People really don't like to argue like that.
Dividing things into "mandatory" and "optional" for a release and promising to fix RC critical bugs in the mandatory category, but not in the optional category make sense, and is what happens today, it's just that the categories are not defined clearly, so people really don't have any idea where they stand.
I agree that the filing of a RC bug against a package should not cause it to be removed from testing.
But it should be enough so that if the bug is not addressed (either fixed or converted into some form of NOTABUG) within some time frame (I'm thinking 30 days or so) the package and anything that requires it should get publicly flagged as something that would be dropped from the release if a release were to happen at that point.
If a package in the "mandatory" group does not address a bug in a reasonable timeframe (probably something like 90 days or so), then it should be moved from the "mandatory" group to the "optional" group, as long as there is some other plausible option available (you won't remove gcc, but you could remove MySQL and replace it with one of the other forks)
It really should not be that hard for a project to avoid triggering either of these rules. If the project has been in a prior release, avoid or fix regressions and you should not have a problem.

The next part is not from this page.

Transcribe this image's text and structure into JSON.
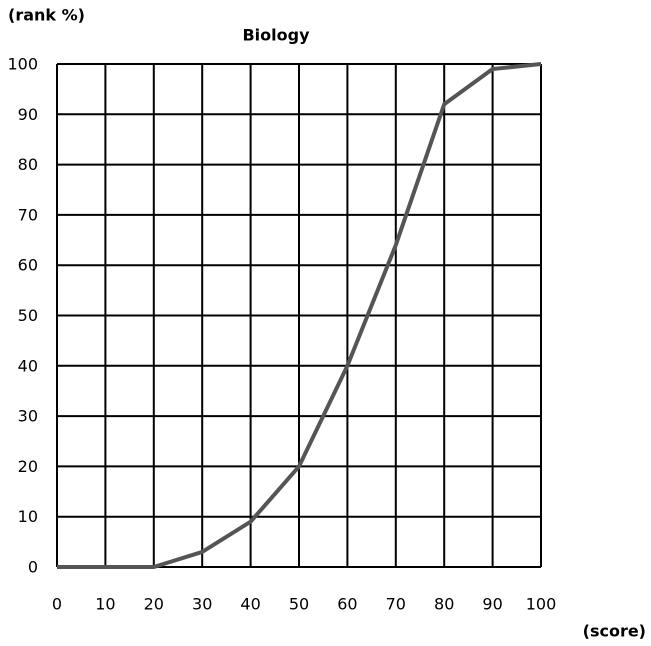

Making 'change the world' changes to large groups of packages is a problem, but such changes are a problem anyway and should be avoided (just like kernel development, try to do incremental changes, maintaining compatibility and get to your destination gradually, or at least with an easy fallback option)
There is a category of RC bugs that are an exception to the above, and those are the "political" bugs where the rules change, with all packages required to change to follow the new rules. I would say that the "mandatory" packages should be changed _before_ any such new rules go into effect, and the "optional" packages should be encouraged, but not required to follow such rules wherever possible.
Yes, rules like this could hurt "mytinyapp", but as the post says, a bug in bash really should delay a release, but a bug in Nethack should either be tolerated, or if it really is Release Critical, Nethack should be dropped from the repository until it gets fixed. If nobody cares enough to fix it for a long time, so be it.